A serious earthquake could trigger thousands of landslides and produce some slopes more sensitive to slide in future. Landslides could threaten human’s lives and properties, and thus mapping the post-earthquake landslide susceptibility is very valuable for a rapid response to landslide disasters in terms of relief resource allocation and posterior earthquake reconstruction. Previous researchers have proposed many methods to map landslide susceptibility but seldom considered the spatial structure information of the factors that influence a slide. In this study, we first developed a U-net like model suitable for mapping post-earthquake landslide susceptibility.

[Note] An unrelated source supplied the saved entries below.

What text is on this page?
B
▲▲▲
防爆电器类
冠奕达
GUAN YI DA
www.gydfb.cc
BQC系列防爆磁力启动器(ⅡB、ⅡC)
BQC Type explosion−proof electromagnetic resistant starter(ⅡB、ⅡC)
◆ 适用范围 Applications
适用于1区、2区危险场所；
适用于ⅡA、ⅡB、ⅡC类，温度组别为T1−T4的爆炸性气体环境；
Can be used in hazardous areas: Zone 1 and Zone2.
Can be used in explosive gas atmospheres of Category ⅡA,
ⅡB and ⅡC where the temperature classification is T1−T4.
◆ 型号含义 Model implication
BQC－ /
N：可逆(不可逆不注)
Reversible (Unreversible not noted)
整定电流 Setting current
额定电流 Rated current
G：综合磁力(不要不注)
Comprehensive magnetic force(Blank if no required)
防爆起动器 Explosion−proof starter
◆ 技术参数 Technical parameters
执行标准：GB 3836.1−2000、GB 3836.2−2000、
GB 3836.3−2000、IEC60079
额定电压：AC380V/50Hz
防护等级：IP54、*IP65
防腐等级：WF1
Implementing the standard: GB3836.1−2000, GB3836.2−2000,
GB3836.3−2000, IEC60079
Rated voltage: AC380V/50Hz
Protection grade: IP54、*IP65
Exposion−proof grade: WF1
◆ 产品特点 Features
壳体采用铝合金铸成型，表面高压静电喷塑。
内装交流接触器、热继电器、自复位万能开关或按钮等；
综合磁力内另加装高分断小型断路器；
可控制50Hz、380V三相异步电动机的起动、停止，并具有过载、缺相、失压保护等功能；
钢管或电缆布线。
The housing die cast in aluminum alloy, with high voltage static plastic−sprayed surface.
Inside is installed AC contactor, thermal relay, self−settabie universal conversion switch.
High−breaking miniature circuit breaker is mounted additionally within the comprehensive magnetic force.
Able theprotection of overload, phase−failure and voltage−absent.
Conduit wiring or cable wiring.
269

The post-earthquake high spatial airborne images were used for producing a landslide inventory. Pre-earthquake Landsat TM (Thematic Mapper) images and the influencing factors such as digital elevation model (DEM), slope, aspect, multi-scale topographic position index (mTPI), lithology, fault, road network, streams network, and macroseismic intensity (MI) were prepared as the input layers of the model. Application of the model to the heavy-hit area of the destructive 2008 Wenchuan earthquake resulted in a high validation accuracy (precision 0.77, recall 0.90, F1 score 0.83, and AUC 0.90). The performance of this U-net like model was also compared with those of traditional logistic regression (LR) and support vector machine (SVM) models on both the model area and independent testing area with the former being stronger than the two traditional models. The U-net like model introduced in this paper provides us the inspiration that balancing the environmental influence of a pixel itself and its surrounding pixels to perform a better landslide susceptibility mapping (LSM) task is useful and feasible when using remote sensing and GIS technology.

Highlights

  • Serious earthquakes, those that occurred in mountainous regions can trigger thousands of landslides because of unfavorable geomorphic environments [1]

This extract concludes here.